Wall Street Journal "from scratch" training/testing setup
---------------------------------------------------------

To use this template, first create a directory for training, then use
the setup_SphinxTrain.pl script to copy the template to it (please
replace /path/to/SphinxTrain with the actual path to your SphinxTrain
installation):

mkdir /somewhere/WSJ
cd /somewhere/WSJ
/path/to/SphinxTrain/scripts/setup_SphinxTrain.pl -template wsj

This setup relies on having the WSJ0 and WSJ1 corpora, LDC catalog
numbers LDC93S6B and LDC94S13B (only the Sennheiser microphone speech
is used), in a locally accessible directory.  Since this originally
shipped on a number of CDs, to which you may or may not have access,
you should edit the file etc/wsj_files.cfg to point to specific
subdirectories in the corpus.  You will probably need to merge the
contents of multiple CDs into a single directory.  Case of the
filenames should not be important.

You must have the 'sph2pipe' utility from the LDC on your $PATH. We
are not able to distribute due to license restrictions, so you must
obtain it from:

ftp://ftp.ldc.upenn.edu/pub/ldc/misc_sw/sph2pipe_v2.5.tar.gz

In order for the scripts included here to work, you must have Festival
and the Perl scripts and binaries from cmuclmtk in your $PATH.  If you
don't want to install them systemwide, then you can do it like this
(replacing /path/to/cmuclmtk with the full path to wherever the source
tree for it resides):

export PATH="$PATH:/path/to/cmuclmtk/bin:/path/to/cmuclmtk/perl"

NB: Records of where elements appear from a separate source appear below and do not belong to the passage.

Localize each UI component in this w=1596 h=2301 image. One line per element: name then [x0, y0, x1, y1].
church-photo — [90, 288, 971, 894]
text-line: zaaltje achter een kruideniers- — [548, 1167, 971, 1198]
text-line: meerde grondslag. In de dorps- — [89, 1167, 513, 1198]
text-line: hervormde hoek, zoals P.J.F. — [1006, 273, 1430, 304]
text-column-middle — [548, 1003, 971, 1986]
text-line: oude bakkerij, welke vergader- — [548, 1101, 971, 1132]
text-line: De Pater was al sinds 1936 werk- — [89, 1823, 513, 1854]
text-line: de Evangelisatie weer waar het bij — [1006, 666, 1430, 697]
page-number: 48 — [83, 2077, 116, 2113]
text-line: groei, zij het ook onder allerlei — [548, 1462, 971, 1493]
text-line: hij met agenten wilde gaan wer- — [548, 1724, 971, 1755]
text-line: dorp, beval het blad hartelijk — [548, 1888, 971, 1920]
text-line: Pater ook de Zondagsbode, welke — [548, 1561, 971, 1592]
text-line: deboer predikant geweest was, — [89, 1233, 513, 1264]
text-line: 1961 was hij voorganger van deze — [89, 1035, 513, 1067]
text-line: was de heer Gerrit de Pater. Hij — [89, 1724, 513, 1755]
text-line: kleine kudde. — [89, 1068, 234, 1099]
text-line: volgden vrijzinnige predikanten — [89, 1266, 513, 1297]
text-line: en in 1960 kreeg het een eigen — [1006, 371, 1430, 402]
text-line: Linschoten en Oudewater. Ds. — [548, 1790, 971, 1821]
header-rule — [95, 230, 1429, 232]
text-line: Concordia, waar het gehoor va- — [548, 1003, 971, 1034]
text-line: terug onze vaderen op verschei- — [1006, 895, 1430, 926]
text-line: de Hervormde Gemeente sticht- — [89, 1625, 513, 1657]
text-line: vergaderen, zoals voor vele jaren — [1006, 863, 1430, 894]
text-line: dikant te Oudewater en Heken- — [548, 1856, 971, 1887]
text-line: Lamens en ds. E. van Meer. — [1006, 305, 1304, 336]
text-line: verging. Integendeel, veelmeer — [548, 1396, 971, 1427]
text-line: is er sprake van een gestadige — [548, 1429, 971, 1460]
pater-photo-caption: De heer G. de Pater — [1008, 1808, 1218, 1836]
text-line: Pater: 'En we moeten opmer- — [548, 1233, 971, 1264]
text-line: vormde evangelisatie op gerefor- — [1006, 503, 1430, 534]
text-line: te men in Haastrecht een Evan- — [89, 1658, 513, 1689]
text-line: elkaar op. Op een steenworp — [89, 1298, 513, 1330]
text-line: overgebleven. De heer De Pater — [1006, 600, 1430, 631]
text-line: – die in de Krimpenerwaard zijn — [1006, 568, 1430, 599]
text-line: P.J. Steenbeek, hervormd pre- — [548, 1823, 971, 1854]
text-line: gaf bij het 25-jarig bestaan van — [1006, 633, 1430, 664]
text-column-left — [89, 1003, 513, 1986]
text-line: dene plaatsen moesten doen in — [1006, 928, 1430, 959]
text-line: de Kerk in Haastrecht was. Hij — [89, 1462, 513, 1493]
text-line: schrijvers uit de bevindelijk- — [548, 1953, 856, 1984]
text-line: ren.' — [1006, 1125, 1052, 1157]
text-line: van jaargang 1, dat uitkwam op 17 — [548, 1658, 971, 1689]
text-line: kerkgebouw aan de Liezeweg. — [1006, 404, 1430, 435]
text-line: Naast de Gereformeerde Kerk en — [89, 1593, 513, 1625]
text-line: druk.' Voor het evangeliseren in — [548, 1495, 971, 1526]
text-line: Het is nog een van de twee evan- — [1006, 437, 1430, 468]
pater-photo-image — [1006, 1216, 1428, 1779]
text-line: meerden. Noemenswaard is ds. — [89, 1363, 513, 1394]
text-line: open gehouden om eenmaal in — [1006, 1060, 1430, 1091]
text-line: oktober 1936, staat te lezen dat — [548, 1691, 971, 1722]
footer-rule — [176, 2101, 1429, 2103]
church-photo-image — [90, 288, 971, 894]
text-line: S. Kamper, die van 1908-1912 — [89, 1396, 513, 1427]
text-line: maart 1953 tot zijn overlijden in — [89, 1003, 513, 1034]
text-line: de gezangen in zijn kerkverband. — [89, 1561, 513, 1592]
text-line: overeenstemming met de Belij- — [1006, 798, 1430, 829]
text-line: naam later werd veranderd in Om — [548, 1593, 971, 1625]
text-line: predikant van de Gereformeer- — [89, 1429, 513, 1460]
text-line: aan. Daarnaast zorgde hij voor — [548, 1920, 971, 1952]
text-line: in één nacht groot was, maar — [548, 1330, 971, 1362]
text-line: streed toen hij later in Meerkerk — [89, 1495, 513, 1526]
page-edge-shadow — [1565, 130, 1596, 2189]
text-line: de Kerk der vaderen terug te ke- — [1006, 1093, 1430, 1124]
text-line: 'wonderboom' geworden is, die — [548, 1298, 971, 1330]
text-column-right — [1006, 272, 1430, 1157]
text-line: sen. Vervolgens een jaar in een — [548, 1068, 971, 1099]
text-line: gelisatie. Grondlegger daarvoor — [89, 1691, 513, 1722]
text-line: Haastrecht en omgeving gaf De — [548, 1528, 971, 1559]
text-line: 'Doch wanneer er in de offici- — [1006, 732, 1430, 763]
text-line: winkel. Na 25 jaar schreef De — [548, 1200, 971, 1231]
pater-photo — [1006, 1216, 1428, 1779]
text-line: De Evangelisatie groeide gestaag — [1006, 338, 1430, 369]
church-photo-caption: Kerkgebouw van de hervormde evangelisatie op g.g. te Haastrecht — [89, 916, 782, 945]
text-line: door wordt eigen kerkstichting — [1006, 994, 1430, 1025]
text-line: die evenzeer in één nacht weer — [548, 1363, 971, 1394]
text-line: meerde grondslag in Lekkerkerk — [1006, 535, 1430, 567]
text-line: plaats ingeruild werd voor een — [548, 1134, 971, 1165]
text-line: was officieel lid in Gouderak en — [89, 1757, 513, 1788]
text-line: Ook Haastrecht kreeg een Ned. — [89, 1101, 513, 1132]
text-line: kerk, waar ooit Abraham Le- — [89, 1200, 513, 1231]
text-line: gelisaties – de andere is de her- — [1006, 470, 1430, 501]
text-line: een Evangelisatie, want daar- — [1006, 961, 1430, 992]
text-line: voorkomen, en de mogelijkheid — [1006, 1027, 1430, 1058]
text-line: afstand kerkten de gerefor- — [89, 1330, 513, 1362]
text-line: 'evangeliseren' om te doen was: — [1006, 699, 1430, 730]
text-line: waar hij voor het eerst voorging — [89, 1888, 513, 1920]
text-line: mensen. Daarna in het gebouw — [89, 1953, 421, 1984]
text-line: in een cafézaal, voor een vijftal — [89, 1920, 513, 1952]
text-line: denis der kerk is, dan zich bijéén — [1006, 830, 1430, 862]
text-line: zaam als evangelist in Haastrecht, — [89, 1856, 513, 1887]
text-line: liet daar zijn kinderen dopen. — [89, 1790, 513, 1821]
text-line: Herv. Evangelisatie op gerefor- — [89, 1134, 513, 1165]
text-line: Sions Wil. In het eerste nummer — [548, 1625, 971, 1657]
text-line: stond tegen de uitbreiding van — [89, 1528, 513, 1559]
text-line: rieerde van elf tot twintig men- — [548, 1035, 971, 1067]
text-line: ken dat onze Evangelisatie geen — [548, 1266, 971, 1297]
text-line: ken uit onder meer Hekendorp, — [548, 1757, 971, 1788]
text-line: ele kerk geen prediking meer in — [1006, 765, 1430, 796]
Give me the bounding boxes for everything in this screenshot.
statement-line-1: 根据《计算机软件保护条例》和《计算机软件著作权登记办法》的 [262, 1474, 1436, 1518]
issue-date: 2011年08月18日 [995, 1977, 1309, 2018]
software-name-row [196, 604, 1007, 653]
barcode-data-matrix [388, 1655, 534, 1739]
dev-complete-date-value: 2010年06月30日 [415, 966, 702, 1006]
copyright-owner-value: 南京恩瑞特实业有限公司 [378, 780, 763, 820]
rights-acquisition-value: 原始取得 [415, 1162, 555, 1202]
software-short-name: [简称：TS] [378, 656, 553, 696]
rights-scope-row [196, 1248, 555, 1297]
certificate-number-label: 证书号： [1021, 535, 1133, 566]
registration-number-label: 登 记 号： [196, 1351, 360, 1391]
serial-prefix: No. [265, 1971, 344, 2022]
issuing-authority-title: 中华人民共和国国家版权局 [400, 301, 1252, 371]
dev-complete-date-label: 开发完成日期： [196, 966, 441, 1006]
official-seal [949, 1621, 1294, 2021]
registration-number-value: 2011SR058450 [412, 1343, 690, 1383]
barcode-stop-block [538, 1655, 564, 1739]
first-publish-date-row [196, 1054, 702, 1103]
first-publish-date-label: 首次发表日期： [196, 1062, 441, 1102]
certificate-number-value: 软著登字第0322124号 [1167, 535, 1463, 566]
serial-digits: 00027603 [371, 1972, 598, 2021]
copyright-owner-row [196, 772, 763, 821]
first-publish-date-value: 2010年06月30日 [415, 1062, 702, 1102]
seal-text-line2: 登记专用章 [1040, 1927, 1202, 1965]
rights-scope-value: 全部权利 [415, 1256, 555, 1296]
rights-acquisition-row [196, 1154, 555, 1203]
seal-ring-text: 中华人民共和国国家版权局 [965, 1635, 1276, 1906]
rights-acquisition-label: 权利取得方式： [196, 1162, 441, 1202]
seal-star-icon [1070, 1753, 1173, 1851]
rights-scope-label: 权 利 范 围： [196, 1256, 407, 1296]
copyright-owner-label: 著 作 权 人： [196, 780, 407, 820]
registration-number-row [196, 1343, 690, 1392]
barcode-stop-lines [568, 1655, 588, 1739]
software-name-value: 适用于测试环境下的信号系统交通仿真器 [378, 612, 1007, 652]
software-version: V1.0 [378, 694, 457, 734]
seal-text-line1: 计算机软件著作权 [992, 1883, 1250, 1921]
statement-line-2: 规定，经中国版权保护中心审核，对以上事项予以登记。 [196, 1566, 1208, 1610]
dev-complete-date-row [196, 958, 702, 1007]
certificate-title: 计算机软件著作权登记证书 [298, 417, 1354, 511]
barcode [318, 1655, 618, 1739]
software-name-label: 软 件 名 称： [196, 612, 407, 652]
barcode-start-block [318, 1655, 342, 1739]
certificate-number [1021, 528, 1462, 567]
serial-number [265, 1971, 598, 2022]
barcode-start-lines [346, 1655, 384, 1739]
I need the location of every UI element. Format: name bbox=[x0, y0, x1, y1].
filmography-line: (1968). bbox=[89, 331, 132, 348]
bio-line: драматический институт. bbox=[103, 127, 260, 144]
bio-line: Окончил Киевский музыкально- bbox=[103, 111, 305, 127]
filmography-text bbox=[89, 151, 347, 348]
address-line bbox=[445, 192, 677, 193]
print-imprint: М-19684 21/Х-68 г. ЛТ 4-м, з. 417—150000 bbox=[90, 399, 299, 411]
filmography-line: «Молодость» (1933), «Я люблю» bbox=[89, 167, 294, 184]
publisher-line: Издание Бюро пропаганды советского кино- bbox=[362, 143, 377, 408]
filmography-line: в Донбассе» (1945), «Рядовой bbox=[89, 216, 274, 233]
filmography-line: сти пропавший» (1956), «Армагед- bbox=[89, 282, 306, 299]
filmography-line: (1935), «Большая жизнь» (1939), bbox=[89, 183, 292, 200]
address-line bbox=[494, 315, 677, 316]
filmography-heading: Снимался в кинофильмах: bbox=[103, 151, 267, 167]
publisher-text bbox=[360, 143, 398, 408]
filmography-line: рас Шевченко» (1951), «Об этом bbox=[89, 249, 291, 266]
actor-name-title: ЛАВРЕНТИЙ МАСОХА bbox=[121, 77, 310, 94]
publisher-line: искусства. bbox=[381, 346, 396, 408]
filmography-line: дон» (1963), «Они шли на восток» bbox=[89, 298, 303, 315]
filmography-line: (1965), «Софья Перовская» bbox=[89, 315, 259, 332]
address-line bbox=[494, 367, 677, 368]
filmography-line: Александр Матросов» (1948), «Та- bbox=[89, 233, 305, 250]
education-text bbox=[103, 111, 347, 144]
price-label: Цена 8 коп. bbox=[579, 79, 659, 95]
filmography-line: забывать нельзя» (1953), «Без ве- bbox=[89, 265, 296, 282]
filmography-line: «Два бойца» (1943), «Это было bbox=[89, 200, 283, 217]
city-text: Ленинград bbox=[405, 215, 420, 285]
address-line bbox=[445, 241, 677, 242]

or, for those of you who still insist on using csh:

setenv PATH "$PATH:/path/to/cmuclmtk/bin:/path/to/cmuclmtk/perl"

Now, you will be able to generate all the files needed for training.
You need to run (please replace /path/to/SphinxTrain with the actual
path to your SphinxTrain installation):

perl scripts/create_transcripts.pl
perl scripts/extract_features.pl
cp /path/to/SphinxTrain/test/res/cmudict.0.6d etc

Finally, you should be able to do basic training of the WSJ0 (SI-84)
corpus:

sphinxtrain run

To do more interesting things you will need to edit etc/sphinx_train.cfg.